Leicester Diabetes Centre, University of Leicester, Leicester, UK.
National Health Service (NHS) Leicester City Clinical Commissioning Group, Leicester, UK.
Diabetes Metab Res Rev. 2019 Mar;35(3):e3111. doi: 10.1002/dmrr.3111. Epub 2018 Dec 19.
Diabetes treatment algorithms recommend intensive intervention in those with a shorter duration of disease. Screening provides opportunities for earlier multifactorial cardiovascular risk factor control. Using data from the ADDITION-Leicester study (NCT00318032), we estimated the effects of this approach on modelled risk of diabetes-related complications in screen-detected patients.

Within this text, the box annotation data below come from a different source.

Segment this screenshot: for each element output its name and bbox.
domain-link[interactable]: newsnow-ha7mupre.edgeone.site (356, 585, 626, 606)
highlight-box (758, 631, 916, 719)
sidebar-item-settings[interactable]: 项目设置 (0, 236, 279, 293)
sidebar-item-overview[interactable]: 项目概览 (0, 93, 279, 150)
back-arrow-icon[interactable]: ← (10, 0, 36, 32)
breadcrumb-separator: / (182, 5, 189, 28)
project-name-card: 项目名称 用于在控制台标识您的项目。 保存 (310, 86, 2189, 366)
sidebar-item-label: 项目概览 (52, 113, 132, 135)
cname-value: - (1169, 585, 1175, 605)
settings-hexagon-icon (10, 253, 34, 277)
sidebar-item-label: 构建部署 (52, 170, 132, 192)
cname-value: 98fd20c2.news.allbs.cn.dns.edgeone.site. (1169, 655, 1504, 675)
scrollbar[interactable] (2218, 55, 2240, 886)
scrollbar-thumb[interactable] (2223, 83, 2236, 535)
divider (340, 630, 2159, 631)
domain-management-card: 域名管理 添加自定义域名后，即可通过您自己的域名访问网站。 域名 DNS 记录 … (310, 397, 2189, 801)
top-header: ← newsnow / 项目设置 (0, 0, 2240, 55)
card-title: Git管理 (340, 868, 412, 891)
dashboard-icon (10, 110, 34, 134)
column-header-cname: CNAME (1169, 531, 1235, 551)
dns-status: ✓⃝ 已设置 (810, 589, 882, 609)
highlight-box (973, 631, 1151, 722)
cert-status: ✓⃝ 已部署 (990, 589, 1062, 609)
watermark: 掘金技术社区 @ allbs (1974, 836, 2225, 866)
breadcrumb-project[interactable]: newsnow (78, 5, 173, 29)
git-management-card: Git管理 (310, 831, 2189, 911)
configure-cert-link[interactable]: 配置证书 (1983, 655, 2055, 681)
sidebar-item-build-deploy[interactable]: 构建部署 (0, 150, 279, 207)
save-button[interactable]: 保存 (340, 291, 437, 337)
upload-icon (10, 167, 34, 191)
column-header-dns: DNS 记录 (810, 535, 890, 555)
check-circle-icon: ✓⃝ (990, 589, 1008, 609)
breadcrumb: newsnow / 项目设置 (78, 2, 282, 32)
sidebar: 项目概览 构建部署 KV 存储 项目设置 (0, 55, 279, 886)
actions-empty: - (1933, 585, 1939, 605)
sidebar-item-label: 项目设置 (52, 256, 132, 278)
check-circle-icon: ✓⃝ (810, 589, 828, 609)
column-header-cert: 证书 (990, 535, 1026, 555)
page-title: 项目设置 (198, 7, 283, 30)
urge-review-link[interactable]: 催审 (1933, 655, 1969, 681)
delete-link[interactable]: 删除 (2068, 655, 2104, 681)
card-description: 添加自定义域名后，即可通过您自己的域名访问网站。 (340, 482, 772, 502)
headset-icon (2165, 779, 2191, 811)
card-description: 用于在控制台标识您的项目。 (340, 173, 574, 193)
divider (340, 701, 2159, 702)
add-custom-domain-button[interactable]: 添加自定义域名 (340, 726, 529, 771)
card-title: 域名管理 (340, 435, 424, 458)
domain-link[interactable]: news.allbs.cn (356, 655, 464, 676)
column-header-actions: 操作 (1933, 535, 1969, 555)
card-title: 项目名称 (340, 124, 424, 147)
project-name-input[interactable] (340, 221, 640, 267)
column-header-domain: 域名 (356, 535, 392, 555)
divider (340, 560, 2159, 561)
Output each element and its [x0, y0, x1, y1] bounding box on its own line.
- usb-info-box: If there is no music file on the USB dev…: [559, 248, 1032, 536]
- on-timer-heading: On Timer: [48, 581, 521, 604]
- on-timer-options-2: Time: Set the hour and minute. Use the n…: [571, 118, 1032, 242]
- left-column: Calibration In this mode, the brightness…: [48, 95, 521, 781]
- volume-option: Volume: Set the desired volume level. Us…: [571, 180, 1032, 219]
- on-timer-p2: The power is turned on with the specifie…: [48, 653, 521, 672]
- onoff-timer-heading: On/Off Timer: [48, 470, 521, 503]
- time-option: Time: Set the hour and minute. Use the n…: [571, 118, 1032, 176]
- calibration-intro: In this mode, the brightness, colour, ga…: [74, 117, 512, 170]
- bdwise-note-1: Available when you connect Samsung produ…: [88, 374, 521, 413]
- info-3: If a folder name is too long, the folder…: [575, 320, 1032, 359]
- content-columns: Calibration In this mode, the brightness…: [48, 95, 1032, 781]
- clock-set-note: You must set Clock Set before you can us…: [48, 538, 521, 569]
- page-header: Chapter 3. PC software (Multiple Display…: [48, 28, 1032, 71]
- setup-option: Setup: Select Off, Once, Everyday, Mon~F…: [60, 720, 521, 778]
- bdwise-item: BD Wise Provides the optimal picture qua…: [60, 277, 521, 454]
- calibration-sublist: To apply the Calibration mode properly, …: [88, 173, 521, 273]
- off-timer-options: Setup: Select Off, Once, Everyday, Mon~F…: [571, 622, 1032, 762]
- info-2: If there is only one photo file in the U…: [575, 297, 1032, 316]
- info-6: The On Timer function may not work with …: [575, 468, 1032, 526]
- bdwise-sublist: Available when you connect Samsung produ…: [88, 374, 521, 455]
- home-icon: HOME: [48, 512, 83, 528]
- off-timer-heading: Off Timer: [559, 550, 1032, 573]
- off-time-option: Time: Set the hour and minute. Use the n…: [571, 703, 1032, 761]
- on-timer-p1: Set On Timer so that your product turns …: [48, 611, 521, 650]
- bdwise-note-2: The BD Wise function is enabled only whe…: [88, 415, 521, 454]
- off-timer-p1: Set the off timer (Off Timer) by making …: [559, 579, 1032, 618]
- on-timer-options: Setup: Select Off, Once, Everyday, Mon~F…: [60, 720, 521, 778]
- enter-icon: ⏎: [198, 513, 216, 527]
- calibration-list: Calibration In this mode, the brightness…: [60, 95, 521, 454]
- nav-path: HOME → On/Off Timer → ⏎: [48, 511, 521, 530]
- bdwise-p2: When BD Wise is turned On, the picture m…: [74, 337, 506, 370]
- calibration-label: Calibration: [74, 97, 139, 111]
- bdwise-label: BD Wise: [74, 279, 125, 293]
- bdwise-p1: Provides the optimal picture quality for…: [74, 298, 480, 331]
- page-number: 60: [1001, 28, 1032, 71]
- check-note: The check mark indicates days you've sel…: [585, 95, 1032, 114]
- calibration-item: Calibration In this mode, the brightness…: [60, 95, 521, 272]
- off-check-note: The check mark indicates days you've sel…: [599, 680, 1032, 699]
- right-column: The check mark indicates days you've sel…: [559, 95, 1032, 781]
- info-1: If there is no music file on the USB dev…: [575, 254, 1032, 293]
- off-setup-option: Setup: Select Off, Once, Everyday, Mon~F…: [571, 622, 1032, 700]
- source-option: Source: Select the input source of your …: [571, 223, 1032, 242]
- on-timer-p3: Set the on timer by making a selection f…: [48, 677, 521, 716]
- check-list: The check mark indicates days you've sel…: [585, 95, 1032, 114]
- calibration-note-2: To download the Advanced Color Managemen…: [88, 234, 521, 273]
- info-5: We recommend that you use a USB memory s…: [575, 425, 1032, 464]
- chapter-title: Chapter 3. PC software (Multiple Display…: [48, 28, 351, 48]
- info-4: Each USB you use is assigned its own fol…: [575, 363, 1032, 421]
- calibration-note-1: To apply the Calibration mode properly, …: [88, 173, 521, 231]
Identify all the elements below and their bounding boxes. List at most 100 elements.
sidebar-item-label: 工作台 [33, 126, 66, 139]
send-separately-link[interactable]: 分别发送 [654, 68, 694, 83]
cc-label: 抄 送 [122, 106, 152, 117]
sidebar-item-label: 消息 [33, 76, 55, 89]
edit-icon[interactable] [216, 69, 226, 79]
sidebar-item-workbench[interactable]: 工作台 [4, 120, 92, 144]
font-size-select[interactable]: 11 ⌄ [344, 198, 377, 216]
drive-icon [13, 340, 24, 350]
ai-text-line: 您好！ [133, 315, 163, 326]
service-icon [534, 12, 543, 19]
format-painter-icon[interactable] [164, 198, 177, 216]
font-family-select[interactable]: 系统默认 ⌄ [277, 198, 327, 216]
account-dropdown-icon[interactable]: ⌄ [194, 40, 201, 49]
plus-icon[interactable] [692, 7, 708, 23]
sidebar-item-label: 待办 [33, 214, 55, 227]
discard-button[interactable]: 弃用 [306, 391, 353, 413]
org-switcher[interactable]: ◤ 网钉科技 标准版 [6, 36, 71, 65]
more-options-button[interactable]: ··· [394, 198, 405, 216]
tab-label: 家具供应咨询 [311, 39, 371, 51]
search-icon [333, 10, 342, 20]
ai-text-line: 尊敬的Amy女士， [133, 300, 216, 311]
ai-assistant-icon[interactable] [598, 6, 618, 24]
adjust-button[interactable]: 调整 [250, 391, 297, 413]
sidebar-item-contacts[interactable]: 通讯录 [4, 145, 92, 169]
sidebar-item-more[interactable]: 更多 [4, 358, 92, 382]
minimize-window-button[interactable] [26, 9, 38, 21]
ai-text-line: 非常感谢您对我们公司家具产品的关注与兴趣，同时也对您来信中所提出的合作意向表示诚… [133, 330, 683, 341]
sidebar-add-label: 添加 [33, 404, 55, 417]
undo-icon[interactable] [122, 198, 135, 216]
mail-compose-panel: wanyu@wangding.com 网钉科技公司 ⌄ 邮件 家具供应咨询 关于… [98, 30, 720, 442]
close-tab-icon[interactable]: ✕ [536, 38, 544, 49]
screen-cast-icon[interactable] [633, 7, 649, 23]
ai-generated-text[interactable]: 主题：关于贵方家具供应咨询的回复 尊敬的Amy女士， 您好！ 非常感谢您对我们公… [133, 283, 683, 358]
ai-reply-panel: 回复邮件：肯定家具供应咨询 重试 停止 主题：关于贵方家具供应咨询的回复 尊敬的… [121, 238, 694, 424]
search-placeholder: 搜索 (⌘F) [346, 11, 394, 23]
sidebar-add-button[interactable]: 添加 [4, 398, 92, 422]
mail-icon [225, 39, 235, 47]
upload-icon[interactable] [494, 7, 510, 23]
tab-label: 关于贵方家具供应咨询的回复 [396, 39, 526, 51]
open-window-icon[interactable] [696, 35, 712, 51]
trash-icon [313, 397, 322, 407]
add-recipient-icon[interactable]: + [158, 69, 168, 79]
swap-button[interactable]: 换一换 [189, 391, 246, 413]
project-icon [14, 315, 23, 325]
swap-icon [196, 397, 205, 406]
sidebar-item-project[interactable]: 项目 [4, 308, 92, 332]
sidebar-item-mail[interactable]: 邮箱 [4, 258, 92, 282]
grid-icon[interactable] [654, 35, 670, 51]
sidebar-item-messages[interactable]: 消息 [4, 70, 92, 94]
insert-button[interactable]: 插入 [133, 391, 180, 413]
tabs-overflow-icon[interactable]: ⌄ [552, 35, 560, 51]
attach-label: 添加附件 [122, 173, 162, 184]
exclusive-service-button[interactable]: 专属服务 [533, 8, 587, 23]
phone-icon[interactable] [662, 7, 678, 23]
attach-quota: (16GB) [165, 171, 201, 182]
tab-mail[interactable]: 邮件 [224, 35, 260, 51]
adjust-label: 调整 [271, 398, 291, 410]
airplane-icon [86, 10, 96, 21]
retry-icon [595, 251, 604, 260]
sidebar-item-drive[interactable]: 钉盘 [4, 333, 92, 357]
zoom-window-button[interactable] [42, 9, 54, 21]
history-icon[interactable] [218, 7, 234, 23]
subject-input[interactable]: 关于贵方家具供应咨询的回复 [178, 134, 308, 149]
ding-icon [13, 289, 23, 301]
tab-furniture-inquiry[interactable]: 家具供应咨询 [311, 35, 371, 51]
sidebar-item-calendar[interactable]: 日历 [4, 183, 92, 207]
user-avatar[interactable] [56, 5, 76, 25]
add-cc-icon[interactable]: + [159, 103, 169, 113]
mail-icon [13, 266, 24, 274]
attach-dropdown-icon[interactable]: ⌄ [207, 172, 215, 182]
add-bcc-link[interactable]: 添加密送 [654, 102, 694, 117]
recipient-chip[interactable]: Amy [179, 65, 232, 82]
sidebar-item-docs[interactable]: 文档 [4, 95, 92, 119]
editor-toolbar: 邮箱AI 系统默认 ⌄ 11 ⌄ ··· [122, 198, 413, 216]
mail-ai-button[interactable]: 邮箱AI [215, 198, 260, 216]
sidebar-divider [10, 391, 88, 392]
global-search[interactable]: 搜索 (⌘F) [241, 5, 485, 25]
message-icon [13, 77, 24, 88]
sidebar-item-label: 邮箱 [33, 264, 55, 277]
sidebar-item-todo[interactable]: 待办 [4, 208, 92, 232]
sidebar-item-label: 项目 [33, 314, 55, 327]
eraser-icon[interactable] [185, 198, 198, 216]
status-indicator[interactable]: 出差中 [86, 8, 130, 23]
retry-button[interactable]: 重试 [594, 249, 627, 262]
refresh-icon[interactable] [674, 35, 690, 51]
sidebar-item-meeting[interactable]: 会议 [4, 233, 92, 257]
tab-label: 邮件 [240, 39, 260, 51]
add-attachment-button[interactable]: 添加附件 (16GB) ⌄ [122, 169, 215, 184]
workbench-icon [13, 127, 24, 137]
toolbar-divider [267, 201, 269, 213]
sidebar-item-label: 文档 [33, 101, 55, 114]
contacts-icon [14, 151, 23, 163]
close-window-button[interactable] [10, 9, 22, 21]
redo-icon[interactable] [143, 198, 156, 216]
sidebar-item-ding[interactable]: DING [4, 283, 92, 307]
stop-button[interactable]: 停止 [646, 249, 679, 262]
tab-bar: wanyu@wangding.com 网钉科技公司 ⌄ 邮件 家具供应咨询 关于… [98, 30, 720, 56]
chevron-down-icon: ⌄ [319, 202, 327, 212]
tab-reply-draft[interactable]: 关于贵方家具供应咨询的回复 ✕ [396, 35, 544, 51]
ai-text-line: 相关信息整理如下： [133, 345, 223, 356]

A total of 345 (41% South Asian) people with screen-detected type 2 diabetes were cluster randomised to receive 5 years of (1) intensive multifactorial risk factor intervention or (2) standard treatment according to national guidance. Estimated 10 to 20-year risk of ischaemic heart disease, stroke, congestive cardiac failure, and death was calculated using UK-PDS risk equations.
Compared with standard care, mean treatment differences for intensive management at 5 years were -11.7(95%CI: -15.0, -8.4) and -6.6(-8.8, -4.4) mmHg for systolic and diastolic blood pressure, respectively; -0.27 (-0.66, -0.26) % for HbA1c; and -0.46(-0.66; -0.26), -0.34 (-0.51; -0.18), and -0.19 (-0.28; -0.10) mmol/L for total cholesterol, LDL-cholesterol, and triglycerides, respectively. There was no significant weight gain in the intensive group despite additional medication use. Modelled risks were consistently lower for intensively managed patients. Absolute risk reduction associated with intensive treatment at 10 and 20 years were 3.5% and 6.2% for ischaemic heart disease and 6.3% and 8.8% for stroke. Risk reduction for congestive heart failure plateaued after 15 years at 5.3%. No differences were observed for blindness and all-cause death.
Intensive multifactorial intervention in a multi-ethnic population with screen-detected type 2 diabetes results in sustained improvements in modelled ischaemic heart disease, stroke, and congestive cardiac failure.
糖尿病治疗方案建议对病程较短的患者进行强化干预。筛查为早期多因素心血管危险因素控制提供了机会。利用来自 ADDITION-Leicester 研究(NCT00318032)的数据,我们估计了这种方法对筛查出的患者的糖尿病相关并发症风险模型的影响。
共有 345 名(41%为南亚裔)筛查出的 2 型糖尿病患者按簇随机分配,接受 5 年的(1)强化多因素危险因素干预或(2)根据国家指南进行标准治疗。使用 UK-PDS 风险方程计算缺血性心脏病、中风、充血性心力衰竭和死亡的 10 至 20 年估计风险。
与标准护理相比,强化管理 5 年的平均治疗差异分别为收缩压和舒张压分别为-11.7(95%CI:-15.0,-8.4)和-6.6(-8.8,-4.4)mmHg;HbA1c 为-0.27(-0.66,-0.26)%;总胆固醇、LDL-胆固醇和甘油三酯分别为-0.46(-0.66;-0.26)、-0.34(-0.51;-0.18)和-0.19(-0.28;-0.10)mmol/L。尽管使用了额外的药物,强化组的体重没有明显增加。强化治疗的患者风险模型始终较低。强化治疗 10 年和 20 年时缺血性心脏病和中风的绝对风险降低分别为 3.5%和 6.2%和 6.3%和 8.8%。充血性心力衰竭的风险降低在 15 年后稳定在 5.3%。未观察到失明和全因死亡的差异。
在多民族人群中对筛查出的 2 型糖尿病患者进行强化多因素干预可持续改善缺血性心脏病、中风和充血性心力衰竭的风险模型。